Ladd Army Airfield (IATA: FBK, ICAO: PAFB, FAA LID: FBK) is the military airfield located at Fort Wainwright in Fairbanks, Alaska. It was originally called Fairbanks Air Base, but was renamed Ladd Field on 1 December 1939, in honor of Major Arthur K. Ladd, a pilot in the U.S. Army Air Corps who died in a plane crash near Dale, South Carolina on 13 December 1935.

The U.S. government began its first serious infrastructure expenditures in Alaska during the 1930s. Most prominent was an increase in the military presence. For most of the early 20th century the only Army post in Alaska was Chilkoot Barracks/Fort Seward, located just outside coastal Haines in the state's far southeast. With the threat of war looming as the 1930s ended, the need was established to develop multiple facilities as a means of defending Alaska against possible enemy attack.

The U.S. government acquired homesteads southeast of the town of Fairbanks beginning in 1938. From this 6 square miles (16 km2) Ladd Field was created. The first aircraft to land there was a Douglas O-38F, 33-324, c/n 1177, in October 1940, which is now preserved in the National Museum of the United States Air Force. Major construction of facilities began in 1941 and 1942, after the U.S. entered World War II. The initial construction occurred several miles from Fairbanks along a bend of the Chena River, consisting of an airfield, hangars, housing and support buildings. Many of these buildings still stand today.

Alaska's transportation infrastructure at the time was so limited and the problem of military supply so acute it made sense to concentrate the bases along existing supply lines near Anchorage and Fairbanks. Ladd's location near the Richardson Highway and the Alaska Railroad, its access to fuel from the CANOL pipeline, and its position at the time as one of the United States' northernmost developed airbases, were important factors in securing its early Cold War prominence.

The major use of Ladd Field was primarily cold-weather testing of aircraft and equipment.
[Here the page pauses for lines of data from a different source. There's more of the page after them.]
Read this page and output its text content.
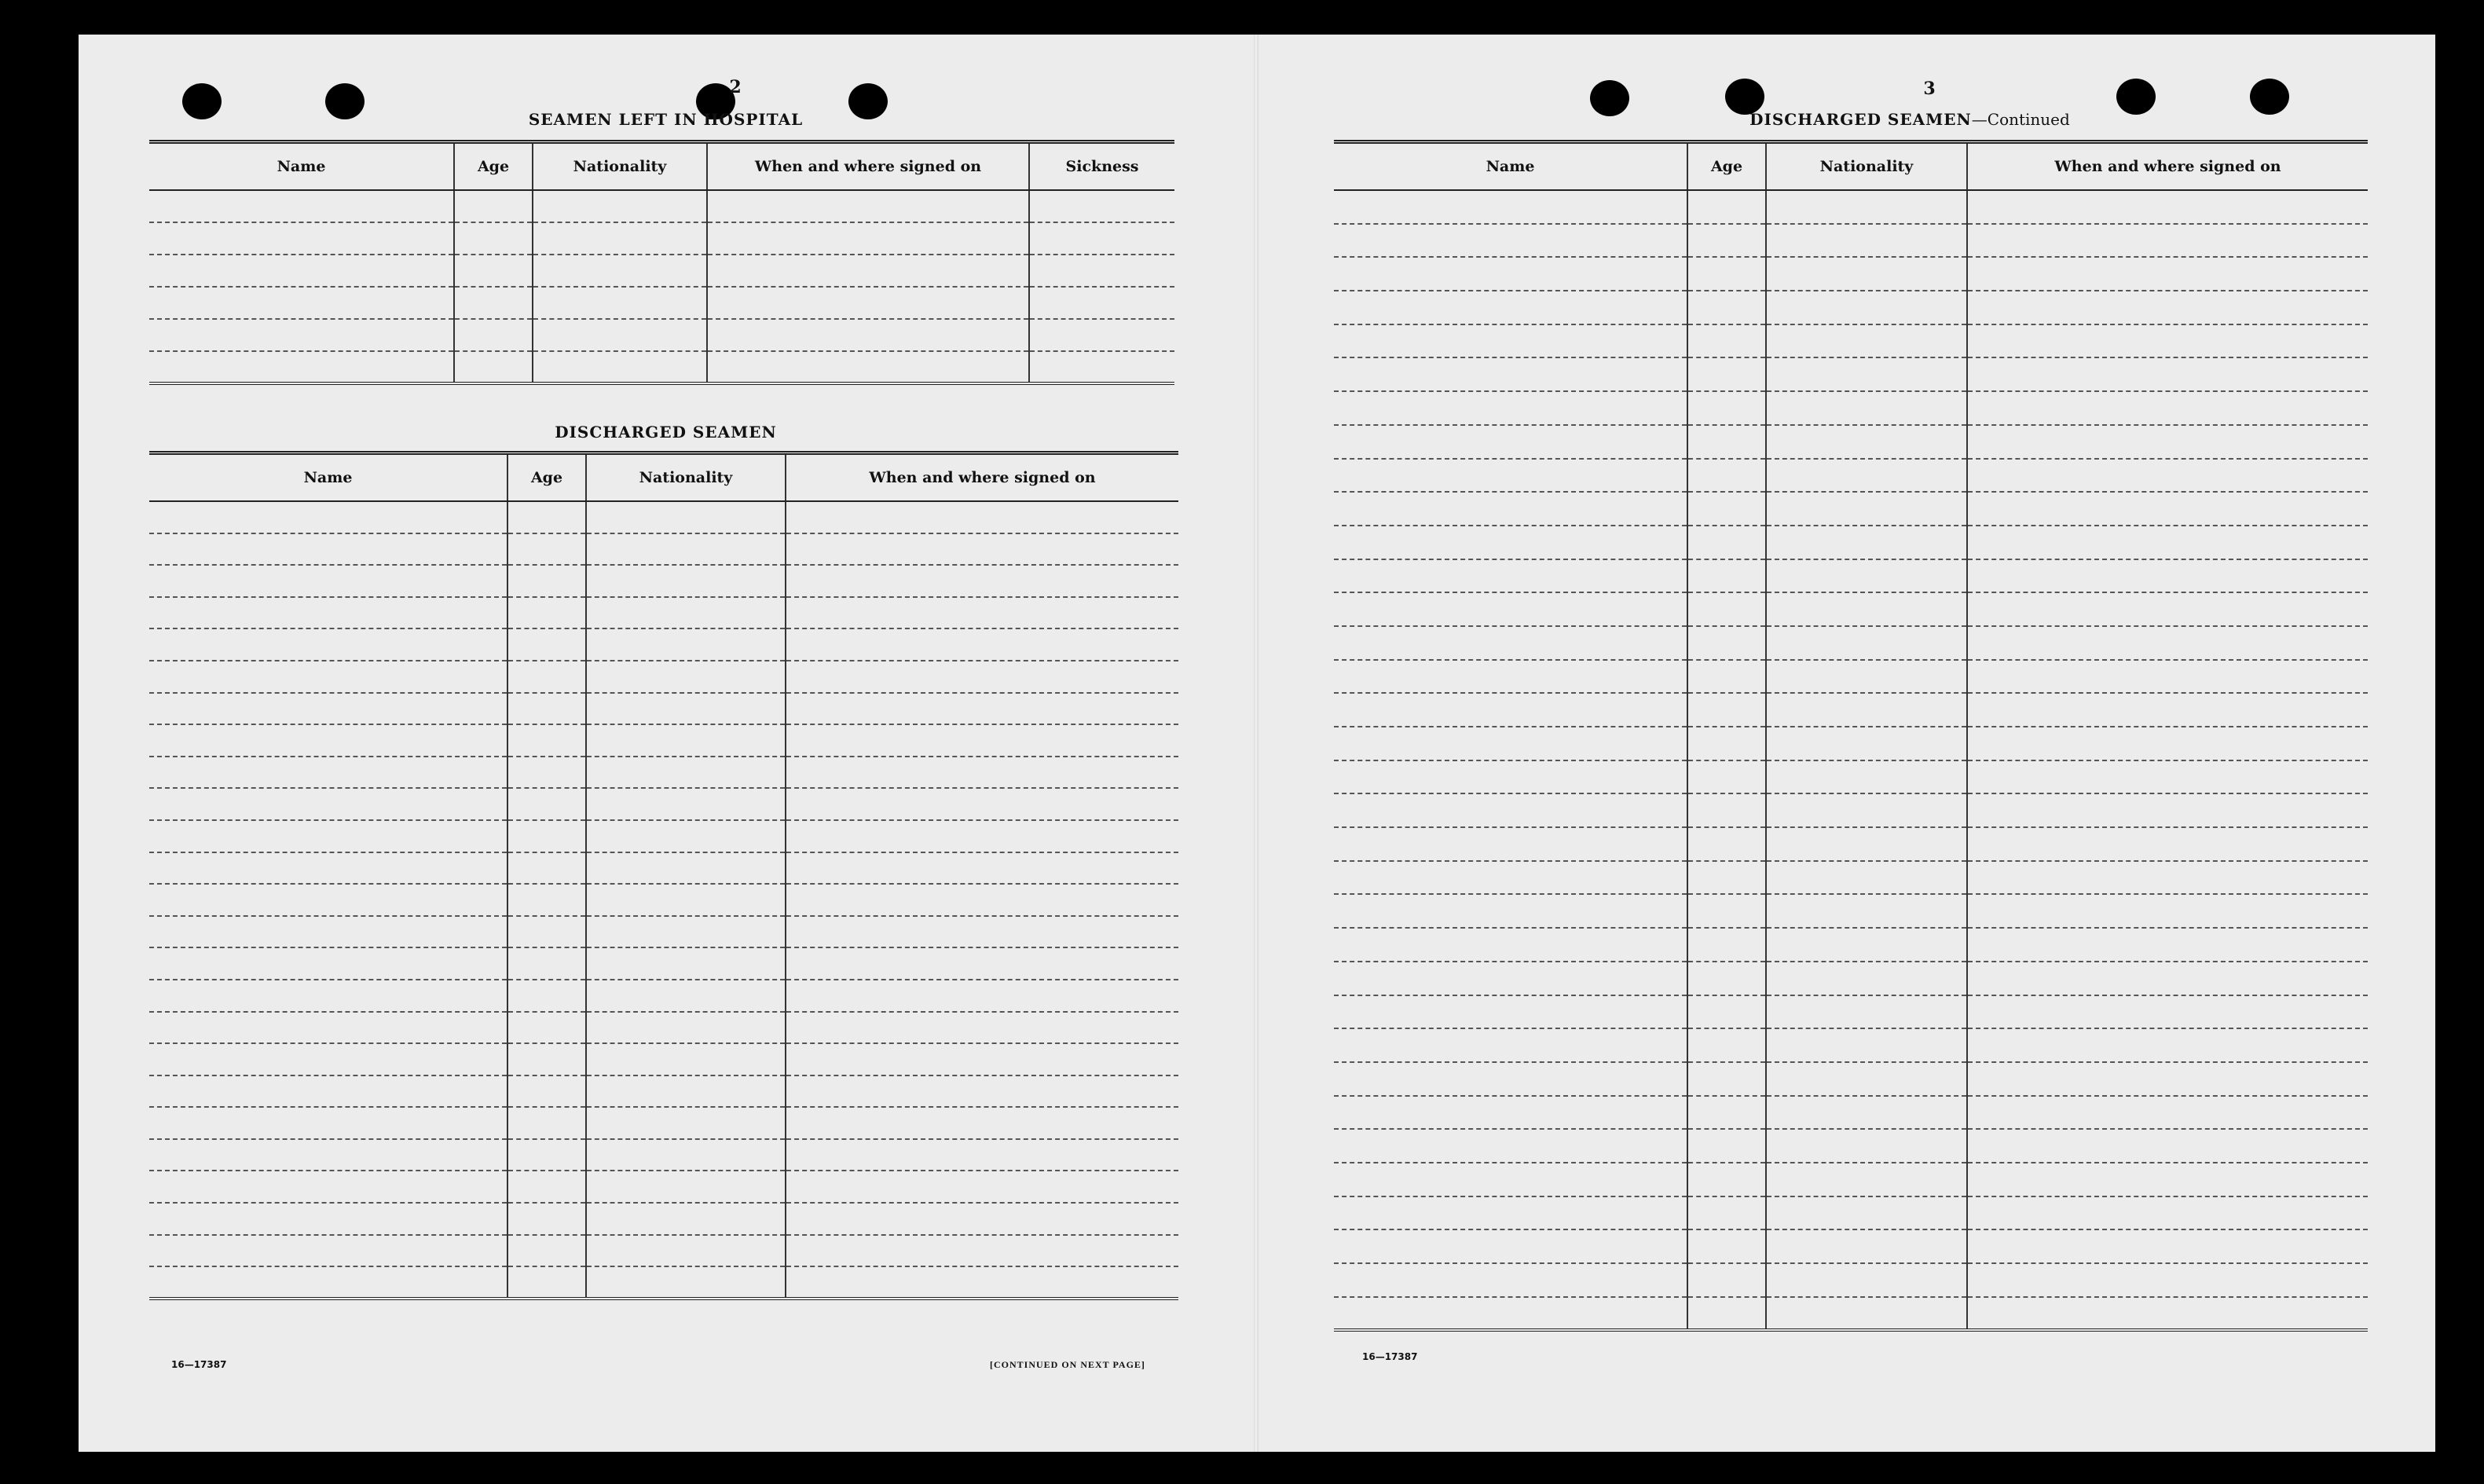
2
SEAMEN LEFT IN HOSPITAL
Name	Age	Nationality	When and where signed on	Sickness

DISCHARGED SEAMEN
Name	Age	Nationality	When and where signed on

16—17387	[CONTINUED ON NEXT PAGE]
3
DISCHARGED SEAMEN—Continued
Name	Age	Nationality	When and where signed on

16—17387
Only Interior Alaska offered the consistently cold temperatures needed. However, the Attack on Pearl Harbor in December 1941 forced the temporary halt since the military needed all aircraft for the defense of Alaska.

Testing at Ladd Field began again in 1942, but by 1943 aircraft cold-weather testing had become a second priority, as Ladd became the hub for fighters and bombers destined for the "Forgotten 1,000 Mile War" in the Aleutians against the Japanese or on their way to Soviet forces as part of the Lend-Lease program.

Reflecting the need to ensure aircraft bound for the Soviet Union were prepared for the flight to Galena and Nome, prior to flying across the Bering Straits to Siberia, Ladd AAF the Alaska Air Depot of XI AF Service Command was activated on 8 July 1942. The depot moved to Elmendorf Field in 1943, although some of its subordinate units remained until 1944.

The airplanes arrived at Ladd were stripped of all but basic instrumentation and armament. Flights took off with no navigational aids from Ladd Field and fly the first leg to Galena, Alaska on the Yukon River. After refueling they went on to Nome, for the short hop across the Bering Strait to Siberia. Many were lost because of bad weather. The weather was also a danger to the ferrying of aircraft into Fairbanks.